In questo processo di cambiamento, sicuramente una spinta arriverà anche dall’accelerazione che sta interessando i carburanti sostenibili per il trasporto stradale. Ciò in virtù del fatto che tutti i comparti del segmento trasporti sono interconnessi. Per questo motivo serve una policy che regoli il settore stradale, aeronautico e marittimo e uno sviluppo tecnologico che punti sulla differenziazione dei prodotti e integrazione dei mercati, in modo da ottenere anche un beneficio di prezzo e quindi in termini di competitività dei prodotti. 

Riassumendo, per dare impulso alla decarbonizzazione del settore dell’aviazione civile:

  • i costi vanno ridotti;
  • bisogna lavorare sulla filiera di approvvigionamento qualunque essa sia;
  • incrementare il TRL - technology readiness level -,  ovvero il livello di maturità di una tecnologia, che nel caso dei combustibili si chiama FRL (fuel readiness level);
  • sviluppare le filiere che ancora devono maturare e portarle a scala commerciale;
  • certificare le filiere che ancora non sono certificate; 
  • creare infrastrutture di stoccaggio e distribuzione presso gli aeroporti, ma anche infrastrutture che colleghino produzione, distribuzione e utilizzo;
  • combinare e coordinare il sistema regolatorio internazionale con quello europeo: azione per nulla banale e scontata.

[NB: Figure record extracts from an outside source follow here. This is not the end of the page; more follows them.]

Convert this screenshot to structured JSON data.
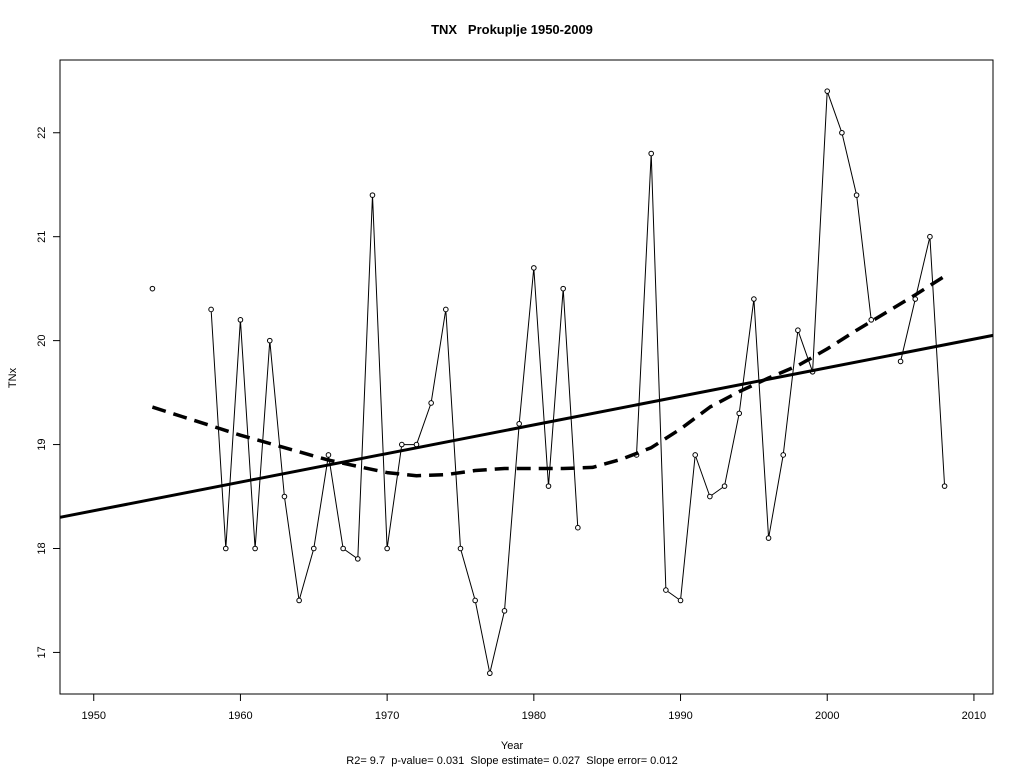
{
  "chart_data": {
    "type": "line",
    "title": "TNX   Prokuplje 1950-2009",
    "xlabel": "Year",
    "ylabel": "TNx",
    "subtitle": "R2= 9.7  p-value= 0.031  Slope estimate= 0.027  Slope error= 0.012",
    "xlim": [
      1947.7,
      2011.3
    ],
    "ylim": [
      16.6,
      22.7
    ],
    "x_ticks": [
      1950,
      1960,
      1970,
      1980,
      1990,
      2000,
      2010
    ],
    "y_ticks": [
      17,
      18,
      19,
      20,
      21,
      22
    ],
    "grid": false,
    "legend": "none",
    "series": [
      {
        "style": "points-line",
        "color": "#000000",
        "points": [
          [
            1954,
            20.5
          ],
          [
            1958,
            20.3
          ],
          [
            1959,
            18.0
          ],
          [
            1960,
            20.2
          ],
          [
            1961,
            18.0
          ],
          [
            1962,
            20.0
          ],
          [
            1963,
            18.5
          ],
          [
            1964,
            17.5
          ],
          [
            1965,
            18.0
          ],
          [
            1966,
            18.9
          ],
          [
            1967,
            18.0
          ],
          [
            1968,
            17.9
          ],
          [
            1969,
            21.4
          ],
          [
            1970,
            18.0
          ],
          [
            1971,
            19.0
          ],
          [
            1972,
            19.0
          ],
          [
            1973,
            19.4
          ],
          [
            1974,
            20.3
          ],
          [
            1975,
            18.0
          ],
          [
            1976,
            17.5
          ],
          [
            1977,
            16.8
          ],
          [
            1978,
            17.4
          ],
          [
            1979,
            19.2
          ],
          [
            1980,
            20.7
          ],
          [
            1981,
            18.6
          ],
          [
            1982,
            20.5
          ],
          [
            1983,
            18.2
          ],
          [
            1987,
            18.9
          ],
          [
            1988,
            21.8
          ],
          [
            1989,
            17.6
          ],
          [
            1990,
            17.5
          ],
          [
            1991,
            18.9
          ],
          [
            1992,
            18.5
          ],
          [
            1993,
            18.6
          ],
          [
            1994,
            19.3
          ],
          [
            1995,
            20.4
          ],
          [
            1996,
            18.1
          ],
          [
            1997,
            18.9
          ],
          [
            1998,
            20.1
          ],
          [
            1999,
            19.7
          ],
          [
            2000,
            22.4
          ],
          [
            2001,
            22.0
          ],
          [
            2002,
            21.4
          ],
          [
            2003,
            20.2
          ],
          [
            2005,
            19.8
          ],
          [
            2006,
            20.4
          ],
          [
            2007,
            21.0
          ],
          [
            2008,
            18.6
          ]
        ],
        "segments": [
          [
            [
              1958,
              20.3
            ],
            [
              1959,
              18.0
            ],
            [
              1960,
              20.2
            ],
            [
              1961,
              18.0
            ],
            [
              1962,
              20.0
            ],
            [
              1963,
              18.5
            ],
            [
              1964,
              17.5
            ],
            [
              1965,
              18.0
            ],
            [
              1966,
              18.9
            ],
            [
              1967,
              18.0
            ],
            [
              1968,
              17.9
            ],
            [
              1969,
              21.4
            ],
            [
              1970,
              18.0
            ],
            [
              1971,
              19.0
            ],
            [
              1972,
              19.0
            ],
            [
              1973,
              19.4
            ],
            [
              1974,
              20.3
            ],
            [
              1975,
              18.0
            ],
            [
              1976,
              17.5
            ],
            [
              1977,
              16.8
            ],
            [
              1978,
              17.4
            ],
            [
              1979,
              19.2
            ],
            [
              1980,
              20.7
            ],
            [
              1981,
              18.6
            ],
            [
              1982,
              20.5
            ],
            [
              1983,
              18.2
            ]
          ],
          [
            [
              1987,
              18.9
            ],
            [
              1988,
              21.8
            ],
            [
              1989,
              17.6
            ],
            [
              1990,
              17.5
            ],
            [
              1991,
              18.9
            ],
            [
              1992,
              18.5
            ],
            [
              1993,
              18.6
            ],
            [
              1994,
              19.3
            ],
            [
              1995,
              20.4
            ],
            [
              1996,
              18.1
            ],
            [
              1997,
              18.9
            ],
            [
              1998,
              20.1
            ],
            [
              1999,
              19.7
            ],
            [
              2000,
              22.4
            ],
            [
              2001,
              22.0
            ],
            [
              2002,
              21.4
            ],
            [
              2003,
              20.2
            ]
          ],
          [
            [
              2005,
              19.8
            ],
            [
              2006,
              20.4
            ],
            [
              2007,
              21.0
            ],
            [
              2008,
              18.6
            ]
          ]
        ]
      },
      {
        "style": "solid-thick",
        "color": "#000000",
        "points": [
          [
            1947.7,
            18.3
          ],
          [
            2011.3,
            20.05
          ]
        ]
      },
      {
        "style": "dashed-thick",
        "color": "#000000",
        "points": [
          [
            1954,
            19.36
          ],
          [
            1956,
            19.27
          ],
          [
            1958,
            19.18
          ],
          [
            1960,
            19.09
          ],
          [
            1962,
            19.01
          ],
          [
            1964,
            18.93
          ],
          [
            1966,
            18.85
          ],
          [
            1968,
            18.79
          ],
          [
            1970,
            18.73
          ],
          [
            1972,
            18.7
          ],
          [
            1974,
            18.71
          ],
          [
            1976,
            18.75
          ],
          [
            1978,
            18.77
          ],
          [
            1980,
            18.77
          ],
          [
            1982,
            18.77
          ],
          [
            1984,
            18.78
          ],
          [
            1986,
            18.86
          ],
          [
            1988,
            18.97
          ],
          [
            1990,
            19.15
          ],
          [
            1992,
            19.36
          ],
          [
            1994,
            19.51
          ],
          [
            1996,
            19.64
          ],
          [
            1998,
            19.76
          ],
          [
            2000,
            19.92
          ],
          [
            2002,
            20.1
          ],
          [
            2004,
            20.27
          ],
          [
            2006,
            20.44
          ],
          [
            2008,
            20.62
          ]
        ]
      }
    ]
  }
}
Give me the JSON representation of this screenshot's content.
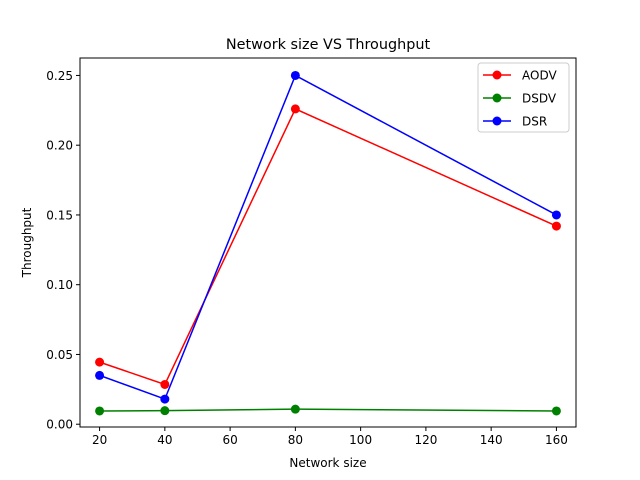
{
  "chart_data": {
    "type": "line",
    "title": "Network size VS Throughput",
    "xlabel": "Network size",
    "ylabel": "Throughput",
    "xlim": [
      14,
      166
    ],
    "ylim": [
      -0.002,
      0.2625
    ],
    "xticks": [
      20,
      40,
      60,
      80,
      100,
      120,
      140,
      160
    ],
    "xtick_labels": [
      "20",
      "40",
      "60",
      "80",
      "100",
      "120",
      "140",
      "160"
    ],
    "yticks": [
      0.0,
      0.05,
      0.1,
      0.15,
      0.2,
      0.25
    ],
    "ytick_labels": [
      "0.00",
      "0.05",
      "0.10",
      "0.15",
      "0.20",
      "0.25"
    ],
    "x": [
      20,
      40,
      80,
      160
    ],
    "series": [
      {
        "name": "AODV",
        "color": "#ff0000",
        "values": [
          0.0445,
          0.0285,
          0.226,
          0.142
        ]
      },
      {
        "name": "DSDV",
        "color": "#008000",
        "values": [
          0.0095,
          0.0097,
          0.0108,
          0.0095
        ]
      },
      {
        "name": "DSR",
        "color": "#0000ff",
        "values": [
          0.035,
          0.018,
          0.25,
          0.15
        ]
      }
    ],
    "grid": false,
    "legend": "top-right",
    "marker": "circle"
  }
}
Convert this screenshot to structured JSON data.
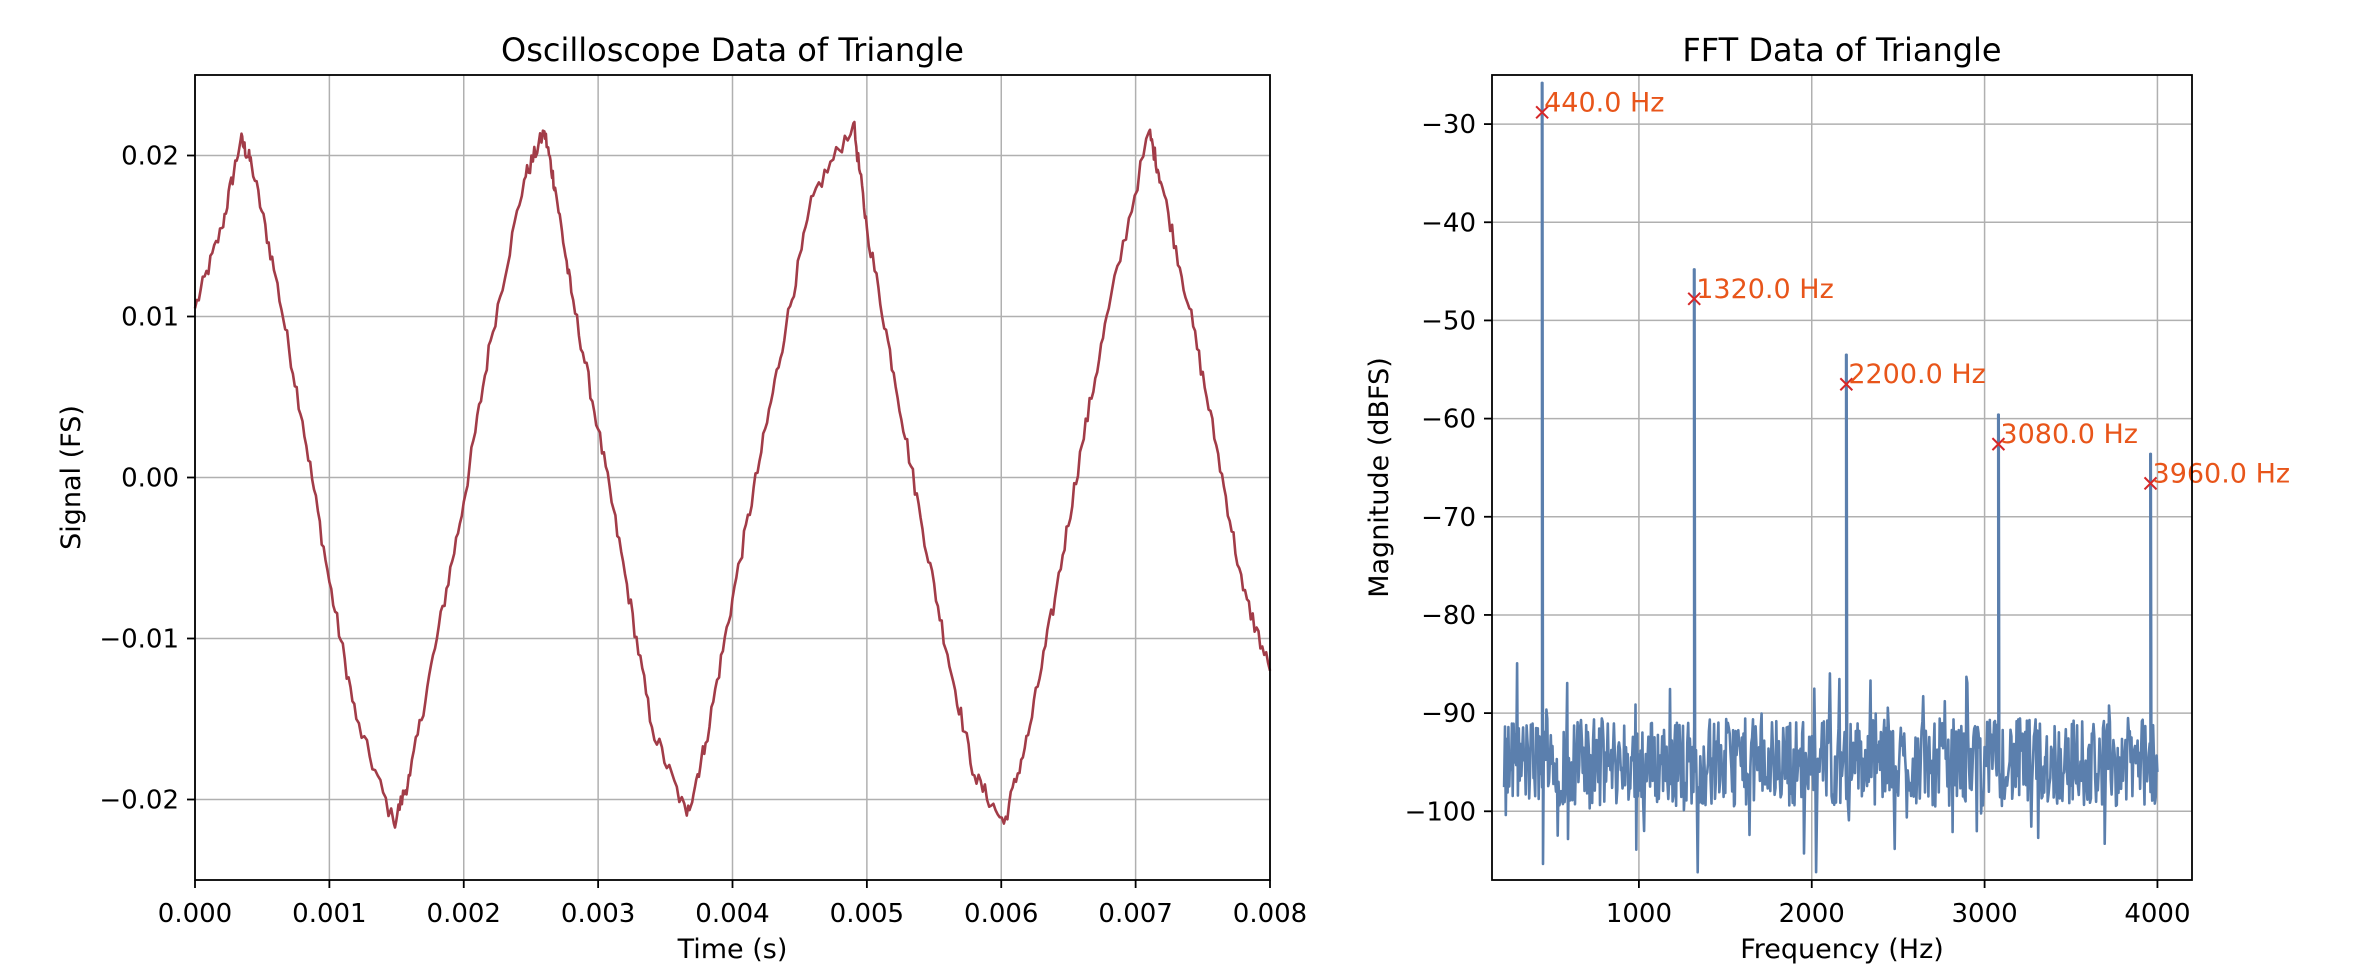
{
  "chart_data": [
    {
      "type": "line",
      "title": "Oscilloscope Data of Triangle",
      "xlabel": "Time (s)",
      "ylabel": "Signal (FS)",
      "xlim": [
        0,
        0.008
      ],
      "ylim": [
        -0.025,
        0.025
      ],
      "grid": true,
      "xticks": [
        0,
        0.001,
        0.002,
        0.003,
        0.004,
        0.005,
        0.006,
        0.007,
        0.008
      ],
      "xtick_labels": [
        "0.000",
        "0.001",
        "0.002",
        "0.003",
        "0.004",
        "0.005",
        "0.006",
        "0.007",
        "0.008"
      ],
      "yticks": [
        -0.02,
        -0.01,
        0,
        0.01,
        0.02
      ],
      "ytick_labels": [
        "−0.02",
        "−0.01",
        "0.00",
        "0.01",
        "0.02"
      ],
      "color": "#a23c48",
      "series": [
        {
          "x": [
            0,
            0.0002,
            0.00034,
            0.00042,
            0.0006,
            0.0008,
            0.001,
            0.0012,
            0.00148,
            0.0016,
            0.0018,
            0.002,
            0.0022,
            0.00245,
            0.0026,
            0.00268,
            0.0028,
            0.003,
            0.0032,
            0.0034,
            0.00366,
            0.0038,
            0.004,
            0.0042,
            0.0044,
            0.0046,
            0.0049,
            0.005,
            0.0052,
            0.0054,
            0.0056,
            0.0058,
            0.00602,
            0.0062,
            0.0064,
            0.0066,
            0.0068,
            0.0071,
            0.0072,
            0.0074,
            0.0076,
            0.0078,
            0.008
          ],
          "y": [
            0.0105,
            0.0155,
            0.021,
            0.0195,
            0.0125,
            0.0035,
            -0.0065,
            -0.015,
            -0.0215,
            -0.0185,
            -0.01,
            -0.0015,
            0.0085,
            0.0185,
            0.0215,
            0.018,
            0.0115,
            0.003,
            -0.006,
            -0.0155,
            -0.021,
            -0.0165,
            -0.0075,
            0.001,
            0.0095,
            0.0175,
            0.022,
            0.0155,
            0.0065,
            -0.0025,
            -0.011,
            -0.0185,
            -0.0215,
            -0.016,
            -0.0075,
            0.002,
            0.0105,
            0.0215,
            0.018,
            0.0105,
            0.002,
            -0.007,
            -0.012
          ]
        }
      ]
    },
    {
      "type": "line",
      "title": "FFT Data of Triangle",
      "xlabel": "Frequency (Hz)",
      "ylabel": "Magnitude (dBFS)",
      "xlim": [
        150,
        4200
      ],
      "ylim": [
        -107,
        -25
      ],
      "grid": true,
      "xticks": [
        1000,
        2000,
        3000,
        4000
      ],
      "xtick_labels": [
        "1000",
        "2000",
        "3000",
        "4000"
      ],
      "yticks": [
        -100,
        -90,
        -80,
        -70,
        -60,
        -50,
        -40,
        -30
      ],
      "ytick_labels": [
        "−100",
        "−90",
        "−80",
        "−70",
        "−60",
        "−50",
        "−40",
        "−30"
      ],
      "color": "#5b7fad",
      "noise_floor": -95,
      "freq_range": [
        220,
        4000
      ],
      "peaks": [
        {
          "x": 440,
          "y": -28.8,
          "label": "440.0 Hz"
        },
        {
          "x": 1320,
          "y": -47.8,
          "label": "1320.0 Hz"
        },
        {
          "x": 2200,
          "y": -56.5,
          "label": "2200.0 Hz"
        },
        {
          "x": 3080,
          "y": -62.6,
          "label": "3080.0 Hz"
        },
        {
          "x": 3960,
          "y": -66.6,
          "label": "3960.0 Hz"
        }
      ],
      "marker_color": "#d62728",
      "annotation_color": "#e8551a"
    }
  ]
}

Serve quindi un impegno massimo per puntare alla decarbonizzazione di tutti i segmenti del trasporto, sia per la parte stradale dove l’apporto della trazione elettrica e degli e-fuel potrebbe essere maggiore, che in quello marittimo e dell’aviazione, che essendo settori hard to abate, sono più difficili da elettrificare.

In Italia, l’interesse verso i combustibili sostenibili è vivo come si evince dalle affermazioni contenute nel nuovo PNIEC, che di fatto, per il caso specifico dell’aviazione, non fa altro che recepire il piano di decarbonizzazione già avanzato dagli aeroporti, come quello degli aeroporti di Roma. È importante però, che negli obiettivi del PNRR l’aviazione venga adeguatamente considerata, mentre attualmente non lo è, perché è un settore che necessita di infrastrutture e investimenti. Un settore trainante dell’economia che richiede una transizione impegnativa, ma possibile, basta che la si determini nei modi e nei tempi giusti.